It’s fairly obvious that a square is a regular lattice polygon, but it’s fair from obvious that it’s the only one. In the past semester, we actually proved that it’s the only regular polygon on the lattice without invoking any complicated mathematics.
Sketch of Proof:
We first show that regular triangles and hexagons can’t exist. The easiest way is to apply the irrationality of sine to either the area or a rotational perspective. Regular hexagons cannot exist because it’s composed of equilateral triangles.
For any other polygons, we apply infinite descent. Let P1P2…PN be the vertices of the polygons, then consider the vector P2P3 applied to P1. Since it’s a lattice vector applied to a lattice point, we will end up with another lattice point. Applying this procedure to all of the lattice points will result in a smaller lattice polygon! This concludes the proof.
Now what are the implications, and some other problems to consider?

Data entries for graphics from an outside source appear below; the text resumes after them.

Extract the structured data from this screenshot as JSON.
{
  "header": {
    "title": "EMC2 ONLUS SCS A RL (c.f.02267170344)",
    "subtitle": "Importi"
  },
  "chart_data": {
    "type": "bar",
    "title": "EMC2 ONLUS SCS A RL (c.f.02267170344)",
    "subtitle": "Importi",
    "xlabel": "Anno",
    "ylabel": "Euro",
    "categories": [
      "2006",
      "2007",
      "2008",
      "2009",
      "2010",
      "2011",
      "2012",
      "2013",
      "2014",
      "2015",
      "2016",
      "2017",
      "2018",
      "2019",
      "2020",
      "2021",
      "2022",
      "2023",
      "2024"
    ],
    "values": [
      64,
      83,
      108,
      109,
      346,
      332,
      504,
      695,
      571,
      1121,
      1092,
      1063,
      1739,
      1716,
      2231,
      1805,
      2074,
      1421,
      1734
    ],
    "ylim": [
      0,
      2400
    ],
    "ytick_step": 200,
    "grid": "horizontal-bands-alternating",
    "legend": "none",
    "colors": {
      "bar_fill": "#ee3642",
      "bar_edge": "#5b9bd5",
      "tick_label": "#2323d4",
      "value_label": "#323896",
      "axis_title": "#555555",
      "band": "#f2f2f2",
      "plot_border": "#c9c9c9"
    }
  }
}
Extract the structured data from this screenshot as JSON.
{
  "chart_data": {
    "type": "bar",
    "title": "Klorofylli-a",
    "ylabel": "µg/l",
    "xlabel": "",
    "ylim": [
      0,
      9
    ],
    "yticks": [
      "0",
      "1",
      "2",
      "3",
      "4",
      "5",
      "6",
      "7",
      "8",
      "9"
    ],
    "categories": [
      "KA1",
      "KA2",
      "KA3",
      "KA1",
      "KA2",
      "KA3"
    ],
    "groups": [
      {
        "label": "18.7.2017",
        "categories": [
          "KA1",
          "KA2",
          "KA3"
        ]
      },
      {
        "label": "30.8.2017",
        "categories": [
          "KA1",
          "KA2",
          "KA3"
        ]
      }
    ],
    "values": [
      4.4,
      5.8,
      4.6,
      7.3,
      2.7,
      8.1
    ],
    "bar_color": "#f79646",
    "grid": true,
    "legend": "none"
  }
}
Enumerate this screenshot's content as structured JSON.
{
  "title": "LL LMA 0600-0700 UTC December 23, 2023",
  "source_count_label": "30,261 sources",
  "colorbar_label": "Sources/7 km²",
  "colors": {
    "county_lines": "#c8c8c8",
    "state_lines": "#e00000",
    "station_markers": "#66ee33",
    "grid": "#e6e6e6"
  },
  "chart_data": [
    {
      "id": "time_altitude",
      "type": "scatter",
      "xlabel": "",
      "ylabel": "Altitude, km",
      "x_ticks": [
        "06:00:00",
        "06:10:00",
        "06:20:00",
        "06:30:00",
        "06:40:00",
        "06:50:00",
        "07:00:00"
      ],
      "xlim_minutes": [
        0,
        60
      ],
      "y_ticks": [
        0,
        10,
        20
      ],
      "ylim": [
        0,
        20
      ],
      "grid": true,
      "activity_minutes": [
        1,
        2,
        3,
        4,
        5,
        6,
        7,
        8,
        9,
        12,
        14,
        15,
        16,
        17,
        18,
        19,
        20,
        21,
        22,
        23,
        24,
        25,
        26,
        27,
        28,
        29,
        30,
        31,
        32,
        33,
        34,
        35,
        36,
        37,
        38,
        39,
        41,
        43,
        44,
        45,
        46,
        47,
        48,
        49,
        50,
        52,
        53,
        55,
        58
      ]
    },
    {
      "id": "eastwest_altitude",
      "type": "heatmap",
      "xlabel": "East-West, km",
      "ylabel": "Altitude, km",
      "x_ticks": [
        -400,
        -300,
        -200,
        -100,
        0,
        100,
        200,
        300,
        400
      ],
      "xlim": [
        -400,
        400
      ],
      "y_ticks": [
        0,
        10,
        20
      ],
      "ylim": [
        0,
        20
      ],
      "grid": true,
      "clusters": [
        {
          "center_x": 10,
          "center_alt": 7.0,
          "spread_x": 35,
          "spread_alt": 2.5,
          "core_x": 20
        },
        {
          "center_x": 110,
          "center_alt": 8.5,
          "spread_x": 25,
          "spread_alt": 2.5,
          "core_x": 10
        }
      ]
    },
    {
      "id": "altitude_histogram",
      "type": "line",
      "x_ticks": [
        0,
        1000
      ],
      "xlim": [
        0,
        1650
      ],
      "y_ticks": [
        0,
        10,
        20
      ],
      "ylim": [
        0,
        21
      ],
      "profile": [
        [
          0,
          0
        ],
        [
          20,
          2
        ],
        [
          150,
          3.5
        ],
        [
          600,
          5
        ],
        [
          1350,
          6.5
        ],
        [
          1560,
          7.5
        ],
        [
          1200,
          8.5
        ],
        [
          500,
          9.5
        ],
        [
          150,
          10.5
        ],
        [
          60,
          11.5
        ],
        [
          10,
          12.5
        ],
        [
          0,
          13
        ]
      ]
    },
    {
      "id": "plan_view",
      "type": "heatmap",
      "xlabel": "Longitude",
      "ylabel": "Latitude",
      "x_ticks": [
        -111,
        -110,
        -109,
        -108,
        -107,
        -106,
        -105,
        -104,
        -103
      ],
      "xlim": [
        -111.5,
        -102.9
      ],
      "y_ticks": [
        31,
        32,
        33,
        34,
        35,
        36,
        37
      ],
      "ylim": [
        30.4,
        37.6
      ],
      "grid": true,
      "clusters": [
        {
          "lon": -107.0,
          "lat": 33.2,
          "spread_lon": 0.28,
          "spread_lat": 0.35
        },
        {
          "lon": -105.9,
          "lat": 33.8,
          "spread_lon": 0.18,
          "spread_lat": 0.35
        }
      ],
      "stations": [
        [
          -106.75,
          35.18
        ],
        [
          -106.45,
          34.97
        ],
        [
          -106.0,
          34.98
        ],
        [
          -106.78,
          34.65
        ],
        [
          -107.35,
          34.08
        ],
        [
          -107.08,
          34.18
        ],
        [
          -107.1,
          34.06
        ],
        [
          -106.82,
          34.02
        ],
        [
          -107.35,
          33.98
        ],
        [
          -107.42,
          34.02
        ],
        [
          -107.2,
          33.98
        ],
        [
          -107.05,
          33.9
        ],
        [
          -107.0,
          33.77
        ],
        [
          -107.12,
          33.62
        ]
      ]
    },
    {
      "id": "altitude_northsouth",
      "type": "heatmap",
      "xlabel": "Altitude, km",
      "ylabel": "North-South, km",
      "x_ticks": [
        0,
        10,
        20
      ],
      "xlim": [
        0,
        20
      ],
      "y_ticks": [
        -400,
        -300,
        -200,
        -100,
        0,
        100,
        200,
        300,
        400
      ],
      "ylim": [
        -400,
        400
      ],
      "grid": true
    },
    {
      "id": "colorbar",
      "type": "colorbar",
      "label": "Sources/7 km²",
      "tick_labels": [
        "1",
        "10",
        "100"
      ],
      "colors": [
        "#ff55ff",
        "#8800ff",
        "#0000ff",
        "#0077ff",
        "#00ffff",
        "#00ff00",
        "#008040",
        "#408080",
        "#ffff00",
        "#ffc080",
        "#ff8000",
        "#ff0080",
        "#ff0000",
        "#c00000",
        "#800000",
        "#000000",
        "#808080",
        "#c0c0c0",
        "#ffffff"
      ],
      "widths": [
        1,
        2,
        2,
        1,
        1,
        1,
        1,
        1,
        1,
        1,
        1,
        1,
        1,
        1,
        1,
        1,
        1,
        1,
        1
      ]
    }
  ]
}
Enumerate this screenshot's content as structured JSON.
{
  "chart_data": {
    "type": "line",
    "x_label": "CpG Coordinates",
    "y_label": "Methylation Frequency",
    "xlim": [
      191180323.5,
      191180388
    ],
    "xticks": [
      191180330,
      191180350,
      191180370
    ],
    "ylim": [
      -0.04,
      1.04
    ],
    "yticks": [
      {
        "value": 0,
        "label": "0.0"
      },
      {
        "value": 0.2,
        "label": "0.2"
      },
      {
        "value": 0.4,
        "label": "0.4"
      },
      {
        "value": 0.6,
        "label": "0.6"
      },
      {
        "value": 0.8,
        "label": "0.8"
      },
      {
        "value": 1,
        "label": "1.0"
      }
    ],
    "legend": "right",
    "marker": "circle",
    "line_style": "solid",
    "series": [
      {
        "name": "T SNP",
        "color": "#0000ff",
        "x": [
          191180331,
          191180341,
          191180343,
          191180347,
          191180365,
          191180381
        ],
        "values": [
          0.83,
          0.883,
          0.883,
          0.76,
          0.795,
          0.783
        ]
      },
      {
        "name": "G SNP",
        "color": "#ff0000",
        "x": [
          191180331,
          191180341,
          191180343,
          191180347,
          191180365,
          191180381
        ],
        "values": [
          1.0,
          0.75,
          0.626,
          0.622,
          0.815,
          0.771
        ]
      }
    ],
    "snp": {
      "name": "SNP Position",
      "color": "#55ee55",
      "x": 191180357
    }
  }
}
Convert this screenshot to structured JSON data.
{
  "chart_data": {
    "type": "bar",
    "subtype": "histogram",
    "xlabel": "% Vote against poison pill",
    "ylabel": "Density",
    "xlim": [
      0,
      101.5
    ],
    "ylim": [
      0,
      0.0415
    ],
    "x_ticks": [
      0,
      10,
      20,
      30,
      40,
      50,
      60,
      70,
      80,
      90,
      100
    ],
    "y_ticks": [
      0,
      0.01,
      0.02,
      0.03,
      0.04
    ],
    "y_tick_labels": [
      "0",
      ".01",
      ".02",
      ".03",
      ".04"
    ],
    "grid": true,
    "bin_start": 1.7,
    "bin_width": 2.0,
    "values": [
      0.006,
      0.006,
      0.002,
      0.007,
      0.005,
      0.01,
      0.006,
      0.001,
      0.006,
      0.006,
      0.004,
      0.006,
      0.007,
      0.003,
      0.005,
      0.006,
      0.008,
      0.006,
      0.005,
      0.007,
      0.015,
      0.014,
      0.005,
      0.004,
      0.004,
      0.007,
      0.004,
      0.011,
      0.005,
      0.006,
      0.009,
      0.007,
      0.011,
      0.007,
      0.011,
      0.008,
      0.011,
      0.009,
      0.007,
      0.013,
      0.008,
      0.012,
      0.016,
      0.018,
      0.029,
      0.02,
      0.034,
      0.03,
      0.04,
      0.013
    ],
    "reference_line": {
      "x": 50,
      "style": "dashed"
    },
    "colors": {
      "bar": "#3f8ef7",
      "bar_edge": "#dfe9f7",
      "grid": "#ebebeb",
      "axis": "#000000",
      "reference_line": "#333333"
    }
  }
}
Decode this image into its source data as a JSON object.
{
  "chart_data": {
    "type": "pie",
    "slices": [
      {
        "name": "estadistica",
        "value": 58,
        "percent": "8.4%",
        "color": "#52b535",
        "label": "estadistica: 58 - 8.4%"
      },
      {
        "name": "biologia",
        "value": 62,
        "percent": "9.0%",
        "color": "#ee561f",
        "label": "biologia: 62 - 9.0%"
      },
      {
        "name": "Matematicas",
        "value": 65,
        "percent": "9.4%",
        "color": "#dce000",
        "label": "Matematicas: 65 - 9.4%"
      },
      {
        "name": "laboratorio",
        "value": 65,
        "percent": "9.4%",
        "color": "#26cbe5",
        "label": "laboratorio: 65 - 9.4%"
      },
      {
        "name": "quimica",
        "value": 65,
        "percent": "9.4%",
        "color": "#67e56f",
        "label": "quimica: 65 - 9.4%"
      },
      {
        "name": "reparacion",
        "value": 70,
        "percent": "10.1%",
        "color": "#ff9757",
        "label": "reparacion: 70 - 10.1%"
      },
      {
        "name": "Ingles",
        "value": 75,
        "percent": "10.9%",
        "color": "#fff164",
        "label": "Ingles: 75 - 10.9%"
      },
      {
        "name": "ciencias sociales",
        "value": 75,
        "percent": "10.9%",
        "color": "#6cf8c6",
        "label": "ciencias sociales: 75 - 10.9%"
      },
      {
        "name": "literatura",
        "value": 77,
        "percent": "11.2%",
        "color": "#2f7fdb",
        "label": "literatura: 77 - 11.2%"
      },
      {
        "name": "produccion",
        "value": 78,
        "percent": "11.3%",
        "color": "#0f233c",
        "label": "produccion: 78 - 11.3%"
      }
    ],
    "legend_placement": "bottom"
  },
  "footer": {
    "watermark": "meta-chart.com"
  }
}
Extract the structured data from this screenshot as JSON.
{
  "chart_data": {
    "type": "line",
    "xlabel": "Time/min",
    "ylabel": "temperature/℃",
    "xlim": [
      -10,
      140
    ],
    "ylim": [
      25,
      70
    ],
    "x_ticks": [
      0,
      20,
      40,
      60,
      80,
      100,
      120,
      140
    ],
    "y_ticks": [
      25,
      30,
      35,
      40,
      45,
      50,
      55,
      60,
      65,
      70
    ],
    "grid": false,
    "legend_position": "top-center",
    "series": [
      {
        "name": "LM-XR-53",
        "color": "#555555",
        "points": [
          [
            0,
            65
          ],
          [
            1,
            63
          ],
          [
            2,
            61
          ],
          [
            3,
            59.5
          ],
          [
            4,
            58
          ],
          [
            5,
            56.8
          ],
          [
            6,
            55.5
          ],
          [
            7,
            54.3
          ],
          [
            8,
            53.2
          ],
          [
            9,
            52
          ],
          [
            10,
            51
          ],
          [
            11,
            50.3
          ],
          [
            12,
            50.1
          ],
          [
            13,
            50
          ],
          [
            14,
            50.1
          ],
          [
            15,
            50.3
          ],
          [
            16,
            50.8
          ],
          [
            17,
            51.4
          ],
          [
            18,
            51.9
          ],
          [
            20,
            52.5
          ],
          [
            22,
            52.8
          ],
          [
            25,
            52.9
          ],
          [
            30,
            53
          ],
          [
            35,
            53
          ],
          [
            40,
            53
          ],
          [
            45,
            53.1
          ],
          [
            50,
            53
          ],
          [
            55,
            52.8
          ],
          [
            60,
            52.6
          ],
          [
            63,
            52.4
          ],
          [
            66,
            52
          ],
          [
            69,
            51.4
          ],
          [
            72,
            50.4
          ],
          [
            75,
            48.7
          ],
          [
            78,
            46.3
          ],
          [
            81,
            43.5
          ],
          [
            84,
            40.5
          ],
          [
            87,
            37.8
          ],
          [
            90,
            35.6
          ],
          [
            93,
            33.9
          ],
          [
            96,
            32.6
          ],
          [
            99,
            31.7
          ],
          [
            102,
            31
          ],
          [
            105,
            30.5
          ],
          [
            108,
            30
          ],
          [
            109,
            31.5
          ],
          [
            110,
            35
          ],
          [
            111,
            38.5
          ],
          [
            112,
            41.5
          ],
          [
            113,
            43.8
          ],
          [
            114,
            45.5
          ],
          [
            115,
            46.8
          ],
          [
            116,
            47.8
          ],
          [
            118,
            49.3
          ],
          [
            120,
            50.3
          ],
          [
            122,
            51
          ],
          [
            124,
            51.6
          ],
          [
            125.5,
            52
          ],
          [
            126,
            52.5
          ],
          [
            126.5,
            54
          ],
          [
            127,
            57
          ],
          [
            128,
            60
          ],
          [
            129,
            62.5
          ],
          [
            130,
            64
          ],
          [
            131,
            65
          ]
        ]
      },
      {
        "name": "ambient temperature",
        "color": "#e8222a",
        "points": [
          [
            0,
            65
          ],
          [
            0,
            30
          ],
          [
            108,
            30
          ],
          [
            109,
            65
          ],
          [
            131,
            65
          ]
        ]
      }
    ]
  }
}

Well for one, what other lattices will give us more regular polygons? For example a triangular lattice will give a triangle and a hexagon as the regular polygons. Is there any others? Does there contain a maximal lattice with such numbers?
Furthermore, does this imply the irrationality of sines and cosines of certain angles? If a regular polygon in the lattice exist, then the trig functions are rational. Is the converse true? I’m pretty certain it is, but haven’t worked it out yet.